1. SB 1007 (Speier) (Chapter 641): SPECIFIED MANUFACUTURING FACILITIES AS COMMON TRADE OR BUSINESS.  Ins. Code sec. 11556.6.  Existing law authorizes an insurer to issue a workers' compensation policy insuring an organization or association of employers subject to specified conditions, including requirements that the organization or association file certain documents with the commissioner or a licensed workers' compensation rating organization relating to (1) the percentage of its membership engaged in a common trade or business, and (2) the naming in certain statements of members eligible for insurance.  The definition of "common trade or business" is now expanded to include specified types of manufacturing facilities (establishments engaged in the mechanical, physical, or chemical transformation of materials, substances, or components into new products).

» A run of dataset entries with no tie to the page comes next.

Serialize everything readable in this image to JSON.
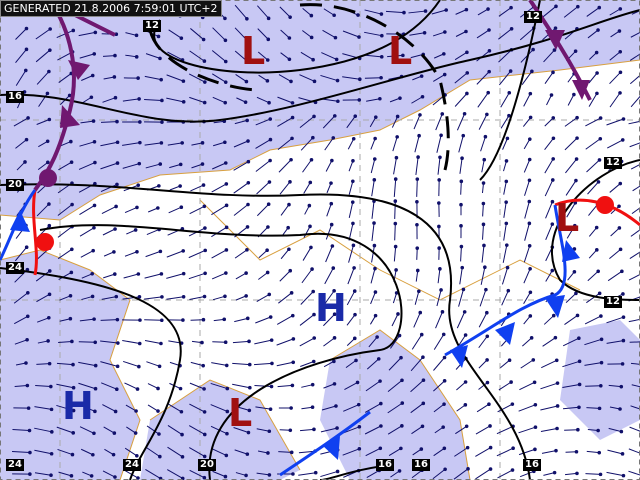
{
  "header": {
    "generated": "GENERATED 21.8.2006 7:59:01 UTC+2"
  },
  "colors": {
    "shading": "#c8c8f4",
    "low": "#a01010",
    "high": "#1a2aa8",
    "cold_front": "#1040f0",
    "warm_front": "#f01010",
    "occluded_front": "#701870",
    "wind_arrows": "#10106a",
    "coastline": "#d8a040"
  },
  "isobar_labels": [
    "12",
    "12",
    "16",
    "20",
    "24",
    "12",
    "12",
    "24",
    "24",
    "20",
    "16",
    "16",
    "16"
  ],
  "pressure_centers": [
    {
      "type": "low",
      "label": "L"
    },
    {
      "type": "low",
      "label": "L"
    },
    {
      "type": "low",
      "label": "L"
    },
    {
      "type": "high",
      "label": "H"
    },
    {
      "type": "high",
      "label": "H"
    },
    {
      "type": "low",
      "label": "L"
    }
  ]
}
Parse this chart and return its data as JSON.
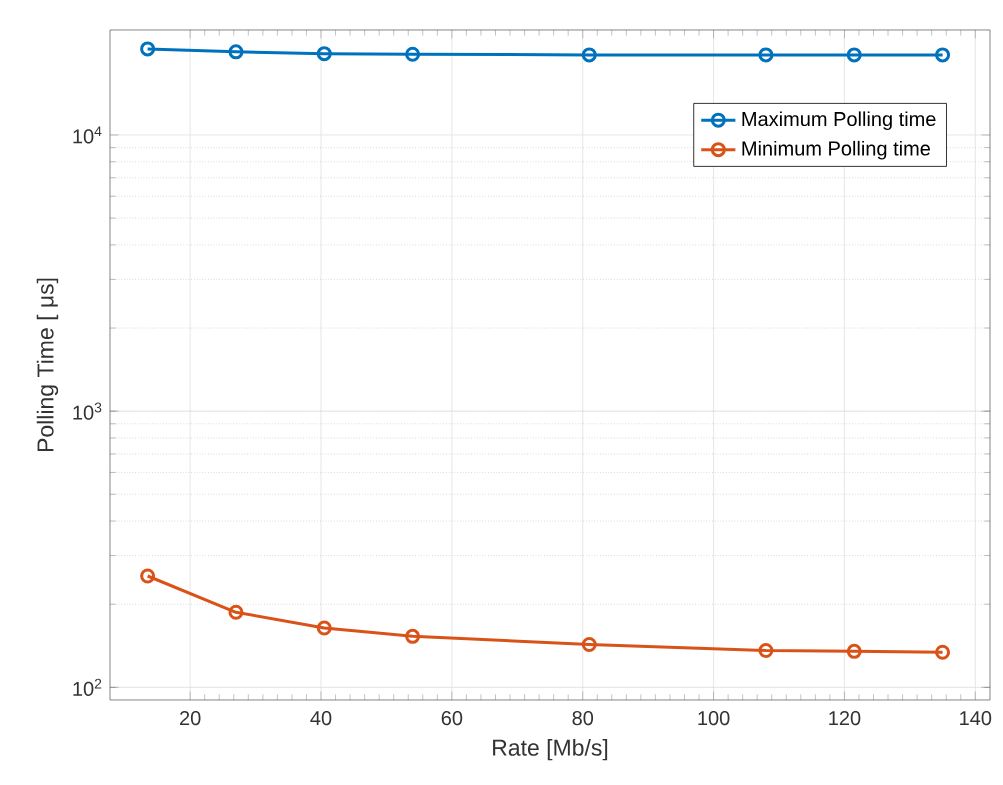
{
  "chart_data": {
    "type": "line",
    "xlabel": "Rate [Mb/s]",
    "ylabel": "Polling Time [ μs]",
    "x": [
      13.5,
      27,
      40.5,
      54,
      81,
      108,
      121.5,
      135
    ],
    "series": [
      {
        "name": "Maximum Polling time",
        "color": "#0072bd",
        "values": [
          20500,
          20000,
          19700,
          19600,
          19500,
          19500,
          19500,
          19500
        ]
      },
      {
        "name": "Minimum Polling time",
        "color": "#d95319",
        "values": [
          253,
          187,
          164,
          153,
          143,
          136,
          135,
          134
        ]
      }
    ],
    "xlim": [
      7.75,
      142.25
    ],
    "ylim": [
      90,
      24000
    ],
    "log": "y",
    "xticks": [
      20,
      40,
      60,
      80,
      100,
      120,
      140
    ],
    "yticks": [
      {
        "value": 100,
        "label": "10$^{2}$"
      },
      {
        "value": 1000,
        "label": "10$^{3}$"
      },
      {
        "value": 10000,
        "label": "10$^{4}$"
      }
    ],
    "grid": true,
    "legend": "top right",
    "marker": "circle",
    "line_style": "solid"
  }
}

2. AB 149 (Cohn) (Chapter 831): ASBESTOSIS - FIREFIGHTERS.  L.C. 5406.5.  The one-year period from the date of death for commencing proceedings for workers’ compensation benefits in the case of death from asbestosis is extended to include firefighters who die of asbestosis.

3. AB 1099 (Negrete McLeod) (Chapter 636): WORKERS’ COMPENSATION INSURANCE FRAUD.  Ins. Code secs. 1877.1, 1877.3, 1877.4, 1877.5.  Includes the Employment Development Department as a government agency that is authorized to request and receive information regarding workers' compensation fraud.  "Licensed rating organizations" (such as the WCIRB) are authorized to release information regarding workers' compensation fraud, as specified.

4. AB 1262 (Matthews) (Chapter 637): CERTIFICATION OF CLAIMS ADJUSTERS/BILL REVIEW. New Ins. Code sec. 11761.  The Insurance Commissioner is to adopt regulations setting forth the minimum standards of training, experience, and skill for claims adjusters.  Insurers must certify to the Insurance Commissioner that personnel employed to adjust WC claims or those employed for that purpose by a medical bill review company meets the minimum standards.

5. AB 1557 (Vargas) (Chapter 638): APPLICATION OF L.C. sec. 5814 TO UTILIZATION REVIEW.  New L.C. sec. 4610.1 provides that periods of time reasonably required to conduct utilization review shall not be considered an unreasonable delay in the payment of compensation for purposes of determining "penalty" issues under L.C. sec. 5814. However, an unreasonable delay in the completion of utilization review may result in a penalty.